В действительности, словосочетание «новая волна» и для автора «Манифеста» (в интервью, когда речь заходит об освежающем импульсе «новой волны», он упоминает, например, то, что определяет как «лондонский свинг», имея в виду фильмы «Битлз» и Д.Кассаветиса19, но никогда—Годара, Трюффо, Рене и иже с ними), и для публики—только отсылка к атмосфере эпохи демократизации кино, растянувшейся на несколько десятилетий, и относится столько же собственно к «новой волне», сколько к неореализму или английским «рассерженным». При упоминании о ней как-то сами собой хаотичные высказывания «Манифеста» складываются в связную систему взглядов в роде «против фальшивого кино за психологическую достоверность при помощи простых технических средств», и превращаются в стремящуюся к актуализации тенденцию, воплощающую массовые зрительские ожидания (вкладываю в это понятие положительный смысл), которые организуют всю историю кинематографа, колеблясь между стремлением к глянцевым и человечески близким иллюзиям, этим двум полюсам жанрового кинематографа. Эта тенденция к обновлению жанра реализовалась во времена «новой волны», готова, вероятно, реализоваться сейчас.
Некоторые режиссеры «Догмы» близки к подобному пониманию ее задач. Так, Серен Краг-Якобсен (правда, постфактум; он выражается в том смысле, что опыт «Догмы» привел его к пониманию «Догмы») утверждает, что «все, о чем говорит “Догма”—надо сосредоточиться на хорошей истории и на хорошей актерской игре»20; его фильм «Последняя песнь Мифунэ»—живая, теплая драматическая история из жизни среднестатистических датчан. Если рассматривать «Догму» с поправкой на изложенное выше понимание, так сказать, задач современности, то связь «Догмы» с тем, что имелось в виду под «новой волной», возможно, весьма отдаленная, все же существует.

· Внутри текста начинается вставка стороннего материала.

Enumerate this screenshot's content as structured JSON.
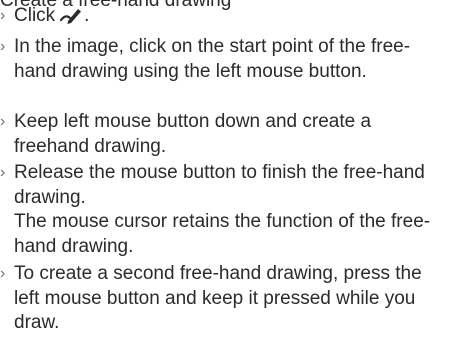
{
  "heading": {
    "partial": "Create a free-hand drawing"
  },
  "steps": [
    {
      "marker": "›",
      "before_icon": "Click",
      "icon": "freehand-pen-icon",
      "after_icon": "."
    },
    {
      "marker": "›",
      "text": "In the image, click on the start point of the free-hand drawing using the left mouse button."
    },
    {
      "marker": "›",
      "text": "Keep left mouse button down and create a freehand drawing."
    },
    {
      "marker": "›",
      "text": "Release the mouse button to finish the free-hand drawing.",
      "note": "The mouse cursor retains the function of the free-hand drawing."
    },
    {
      "marker": "›",
      "text": "To create a second free-hand drawing, press the left mouse button and keep it pressed while you draw."
    }
  ]
}
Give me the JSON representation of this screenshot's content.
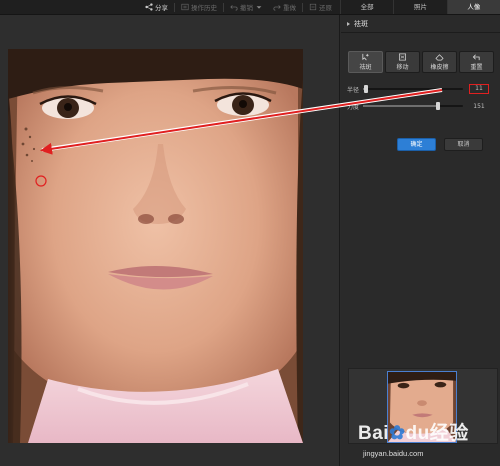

Вернемся к единственной определенно заявленной части «Манифеста», к десяти правилам «Обета целомудрия», к тому, что «догматики» настаивают на определенной технологии производства фильма, весьма мало связывая это с какой-либо содержательной идеей.
Эта сторона анализа «Догмы» представляется мне очень сложной в таком аспекте: технические средства как-то связаны с формой и форма как-то связана с содержанием, но эта связь не очевидна ни для авторов, ни для зрителей, ни даже для теоретиков искусства. Это значит, что есть опасность произвольного соотнесения всего со всем, т.е. «первобытных» методов работы кинорежиссеров с «правдой», «реализмом», бессюжетностью и чем бы то ни было еще из заявленного в «Манифесте» или приписанного ему любым из, так сказать, заинтересованных лиц. Здесь велика возможность ошибочных ожиданий и ошибочного анализа, поэтому все, что я могу сказать по этому поводу особенно далеко от обобщений—только некоторые наблюдения.
Сам факт того, что связь между техникой, формой и содержанием не очевидна—понятен. «“Догмой” декларируется максимальное приближение кино к действительности. Но почему при этом считается, что такой активный монтаж, такая активная камера и звук дают меньшую искусственность!»21—вопрос П.Чухрая по поводу «Догмы» первый и естественно возникающий. В той или иной мере эту гипотетически существующую связь между требованиями «Обета целомудрия» и содержанием фильмов пытаются осмыслить.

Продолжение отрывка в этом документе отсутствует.